The infrastructure to write to ClickHouse exists but the actual benchmarks are still to come. The experiment will answer, concretely:

  1. Can ClickHouse write a full NFL season at 10,000 worlds? How long does it take? How much disk does it use?
  2. Can it write a full season at 100,000 worlds? At this scale, the per-game data no longer fits comfortably in memory, so we're testing a streaming approach where we flush partial results and merge them inside ClickHouse.
  3. How fast can it serve reads? When a probability engine wants one game's worth of data — all 600 statistics × 100,000 values — how long does the query take? Target: under 5 seconds for the 100K case.
  4. How well does it compress? Float64 arrays should compress 5-6x on simulation data. We'll validate that and try different codec options (LZ4, ZSTD, Delta + ZSTD).
  5. Does it hold up under concurrent reads? Ten probability engines hitting the same game at once — does latency stay flat, or does it fall over?

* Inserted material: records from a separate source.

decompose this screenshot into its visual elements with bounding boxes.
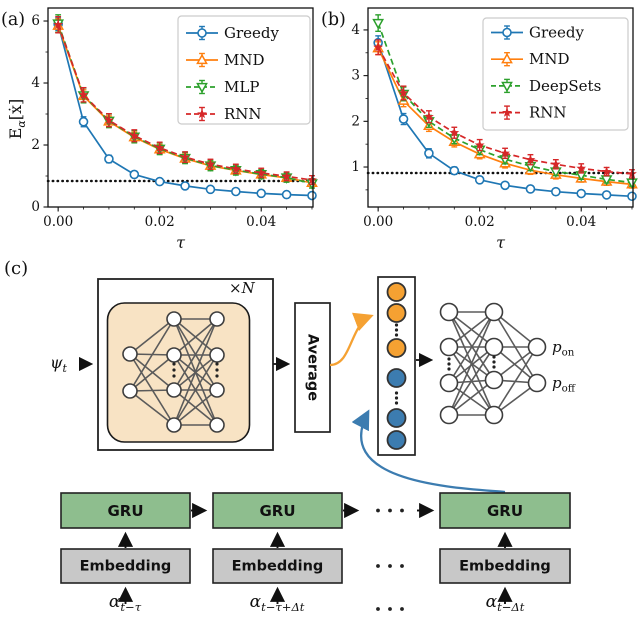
horizontal-ellipsis-dot [388,564,392,568]
embedding-box-2 [212,548,343,584]
y-tick-label: 6 [31,13,40,29]
embedding-label-2: Embedding [232,559,324,575]
vertical-ellipsis-dot [394,401,399,405]
legend-label: MND [224,51,265,69]
average-label: Average [305,334,321,401]
x-tick-label: 0.00 [363,214,393,230]
horizontal-ellipsis-dot [376,607,380,611]
x-tick-label: 0.04 [566,214,596,230]
vertical-ellipsis-dot [215,368,219,372]
x-tick-label: 0.02 [465,214,495,230]
architecture-diagram: Average GRU GRU GRU Embedding Embedding … [60,276,571,611]
y-tick-label: 3 [351,68,360,84]
vertical-ellipsis-dot [172,374,176,378]
gru-label-2: GRU [259,502,295,520]
legend-label: RNN [529,104,567,122]
panel-c-label: (c) [4,258,29,279]
horizontal-ellipsis-dot [388,607,392,611]
expectation-symbol: E [6,127,25,140]
horizontal-ellipsis-dot [400,607,404,611]
vertical-ellipsis-dot [215,374,219,378]
gru-to-vector-arrow [351,409,506,494]
y-tick-label: 4 [31,75,40,91]
vertical-ellipsis-dot [492,360,496,364]
vertical-ellipsis-dot [394,333,399,337]
average-box [294,302,331,433]
y-tick-label: 2 [351,113,360,129]
horizontal-ellipsis-dot [376,564,380,568]
gru-box-2 [212,492,343,529]
legend-label: Greedy [529,24,585,42]
vertical-ellipsis-dot [394,396,399,400]
alpha-input-label-1: αt−τ [108,592,142,615]
vertical-ellipsis-dot [394,323,399,327]
alpha-input-label-2: αt−τ+Δt [249,592,305,615]
y-tick-label: 4 [351,22,360,38]
y-tick-label: 0 [31,199,40,215]
embedding-box-3 [439,548,571,584]
x-axis-label: τ [496,233,506,252]
output-network [439,302,547,425]
legend-label: Greedy [224,24,280,42]
legend-label: RNN [224,105,262,123]
axes: 0.00 0.02 0.04 0 2 4 6 [31,13,313,230]
chart-panel-b: 0.00 0.02 0.04 1 2 3 4 Greedy MND DeepSets RNN (b) τ [321,7,638,252]
p-on-label: pon [552,338,575,359]
legend-label: MLP [224,78,259,96]
x-tick-label: 0.02 [145,214,175,230]
legend: Greedy MND MLP RNN [177,15,311,125]
vector-circles [386,282,407,450]
expectation-subscript: α [14,120,28,128]
times-n-label: ×N [229,279,255,297]
horizontal-ellipsis-dot [388,508,392,513]
embedding-box-1 [60,548,191,584]
vertical-ellipsis-dot [447,367,451,371]
expectation-argument: [ẋ] [6,98,25,121]
legend-label: MND [529,50,570,68]
horizontal-ellipsis-dot [376,508,380,513]
x-axis-label: τ [176,233,186,252]
series-rnn [53,15,317,186]
embedding-label-3: Embedding [459,559,551,575]
x-tick-label: 0.00 [43,214,73,230]
alpha-input-label-3: αt−Δt [485,592,525,615]
x-tick-label: 0.04 [246,214,276,230]
gru-label-1: GRU [107,502,143,520]
y-tick-label: 1 [351,159,360,175]
vertical-ellipsis-dot [447,362,451,366]
vertical-ellipsis-dot [394,328,399,332]
inner-network [122,311,225,433]
gru-box-1 [60,492,191,529]
generated-networks [122,282,547,611]
series-rnn [373,39,637,179]
vertical-ellipsis-dot [172,368,176,372]
gru-label-3: GRU [487,502,523,520]
vertical-ellipsis-dot [172,362,176,366]
horizontal-ellipsis-dot [400,564,404,568]
psi-t-label: ψt [50,353,67,375]
horizontal-ellipsis-dot [400,508,404,513]
vertical-ellipsis-dot [394,391,399,395]
panel-label: (b) [321,10,346,30]
network-card [106,302,251,443]
embedding-label-1: Embedding [80,559,172,575]
vertical-ellipsis-dot [215,362,219,366]
axes: 0.00 0.02 0.04 1 2 3 4 [351,22,633,230]
p-off-label: poff [552,374,575,395]
vertical-ellipsis-dot [492,365,496,369]
y-tick-label: 2 [31,137,40,153]
legend: Greedy MND DeepSets RNN [482,17,629,131]
panel-label: (a) [1,10,25,30]
vertical-ellipsis-dot [447,357,451,361]
legend-label: DeepSets [529,77,601,95]
vertical-ellipsis-dot [492,355,496,359]
chart-panel-a: 0.00 0.02 0.04 0 2 4 6 Greedy MND MLP RNN (a) τ [1,7,318,252]
gru-box-3 [439,492,571,529]
average-to-vector-arrow [329,312,374,367]
y-axis-label: Eα[ẋ] [6,69,28,169]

Results will go into a ClickHouse Cloud instance for reference and comparison. At the end of the experiment we'll have the data to decide: is ClickHouse the right store for this workload, or do we need something else?

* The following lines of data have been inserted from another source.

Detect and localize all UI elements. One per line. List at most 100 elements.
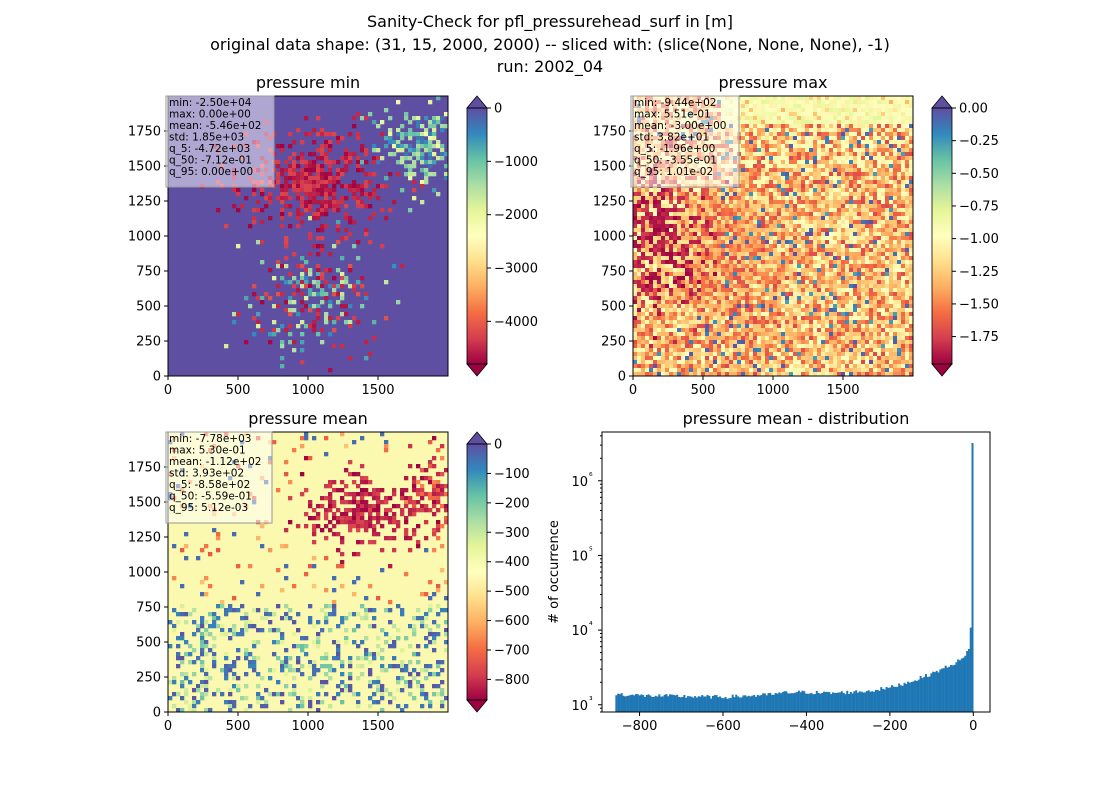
- histogram-bar: [969, 627, 972, 712]
- histogram-bar: [917, 679, 920, 712]
- histogram-bar: [941, 668, 944, 712]
- histogram-bar: [797, 690, 800, 712]
- histogram-bar: [908, 682, 911, 712]
- histogram-bar: [916, 680, 919, 712]
- histogram-bar: [817, 692, 820, 712]
- stats-line: q_50: -3.55e-01: [634, 155, 717, 167]
- histogram-bar: [651, 696, 654, 712]
- y-tick-exponent: ⁶: [589, 472, 593, 482]
- histogram-bar: [966, 651, 969, 712]
- y-tick-exponent: ³: [589, 696, 593, 706]
- y-tick-label: 10: [571, 549, 588, 564]
- x-tick-label: 500: [226, 719, 251, 734]
- stats-box: [165, 431, 273, 524]
- colorbar-tick-label: −1.50: [959, 297, 999, 312]
- histogram-bar: [719, 696, 722, 712]
- histogram-bar: [924, 674, 927, 712]
- histogram-bar: [740, 697, 743, 712]
- histogram-bar: [883, 689, 886, 712]
- histogram-bar: [830, 694, 833, 712]
- colorbar-frame: [931, 107, 953, 365]
- histogram-bar: [889, 687, 892, 712]
- histogram-bar: [712, 695, 714, 712]
- histogram-bar: [806, 693, 809, 712]
- stats-line: max: 5.51e-01: [634, 109, 711, 121]
- y-tick-label: 1750: [593, 125, 626, 140]
- panel-title: pressure min: [256, 73, 360, 92]
- stats-line: q_95: 0.00e+00: [169, 166, 253, 178]
- colorbar-tick-label: 0.00: [959, 102, 988, 117]
- histogram-bar: [620, 693, 623, 712]
- histogram-bar: [694, 696, 697, 712]
- colorbar-extend-min: [466, 699, 488, 713]
- histogram-bar: [860, 691, 863, 712]
- x-tick-label: 1500: [361, 383, 394, 398]
- histogram-bar: [617, 693, 620, 712]
- stats-box: [630, 95, 740, 188]
- colorbar-tick-label: −100: [494, 467, 530, 482]
- histogram-bar: [840, 691, 843, 712]
- histogram-bar: [951, 665, 954, 712]
- x-tick-label: −800: [622, 719, 658, 734]
- stats-line: max: 0.00e+00: [169, 109, 251, 121]
- histogram-bar: [858, 691, 861, 712]
- colorbar-tick-label: −600: [494, 614, 530, 629]
- histogram-bar: [851, 693, 854, 712]
- histogram-bar: [670, 694, 673, 712]
- x-tick-label: 0: [164, 383, 172, 398]
- histogram-bar: [794, 692, 797, 712]
- histogram-bar: [665, 694, 668, 712]
- histogram-bar: [821, 692, 824, 712]
- histogram-bar: [955, 662, 958, 712]
- x-tick-label: 500: [691, 383, 716, 398]
- histogram-bar: [737, 696, 740, 712]
- y-tick-label: 10: [571, 699, 588, 714]
- histogram-bar: [948, 666, 951, 712]
- histogram-bar: [765, 695, 768, 712]
- histogram-bar: [781, 691, 784, 712]
- histogram-bar: [953, 664, 956, 712]
- histogram-bar: [930, 673, 933, 712]
- histogram-bar: [856, 692, 859, 712]
- histogram-bar: [919, 675, 922, 712]
- histogram-bar: [869, 691, 872, 712]
- histogram-bar: [933, 672, 936, 712]
- colorbar: [467, 444, 487, 700]
- histogram-bar: [677, 697, 680, 712]
- y-tick-label: 250: [601, 335, 626, 350]
- histogram-bar: [642, 695, 645, 712]
- colorbar-tick-label: −1.75: [959, 330, 999, 345]
- x-tick-label: −200: [872, 719, 908, 734]
- histogram-bar: [898, 683, 901, 712]
- histogram-bar: [912, 681, 915, 712]
- histogram-bar: [649, 695, 652, 712]
- histogram-panel: pressure mean - distribution −800 −600 −400…: [547, 409, 991, 734]
- stats-line: std: 3.82e+01: [634, 132, 709, 144]
- histogram-bar: [778, 692, 781, 712]
- stats-line: mean: -3.00e+00: [634, 120, 726, 132]
- histogram-bar: [896, 686, 899, 712]
- histogram-bar: [676, 694, 679, 712]
- histogram-bar: [844, 694, 847, 712]
- colorbar: [467, 108, 487, 364]
- histogram-bar: [660, 696, 663, 712]
- histogram-bar: [935, 670, 938, 712]
- colorbar-frame: [466, 107, 488, 365]
- histogram-bar: [626, 696, 629, 712]
- histogram-bar: [710, 698, 713, 712]
- histogram-bar: [652, 696, 655, 712]
- histogram-bar: [814, 694, 817, 712]
- y-tick-label: 10: [571, 475, 588, 490]
- histogram-bar: [683, 695, 686, 712]
- histogram-bar: [749, 696, 752, 712]
- y-axis-label: # of occurrence: [547, 520, 562, 624]
- colorbar-extend-max: [466, 431, 488, 445]
- x-tick-label: 500: [226, 383, 251, 398]
- histogram-bar: [819, 693, 822, 712]
- colorbar-tick-label: −500: [494, 585, 530, 600]
- figure-title-line-2: original data shape: (31, 15, 2000, 2000…: [210, 35, 890, 54]
- histogram-bar: [769, 692, 772, 712]
- histogram-bar: [873, 691, 876, 712]
- histogram-bar: [874, 689, 877, 712]
- y-tick-label: 1000: [128, 566, 161, 581]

What's Complete vs What's Planned

Component Status
Simulation engine (plays, games, seasons) Done
Game-level Outcome accumulator Done
Season-level accumulator (standings, milestones) Done
Outcome catalogue (list of declared statistics) Done
Diagnostic test (coverage + sparsity classification) Done
ClickHouse schemas (game, season, play-by-play, staging) Designed
ClickHouse .NET client integration Prototype ready
Write experiments at 10K scale Planned
Write experiments at 100K scale Planned
Read latency experiments Planned
Compression and codec comparisons Planned
Streaming-write + merge path Planned

The accumulator pipeline is the foundation. Everything from here is measuring how well ClickHouse holds up at scale.

For Reference

The full diagnostic report is written to first-game-diagnostic.md every time the test runs. It lists every outcome ID that was declared but not produced, grouped by reason. If you want to see the shape of real data end-to-end, that file is a good place to start.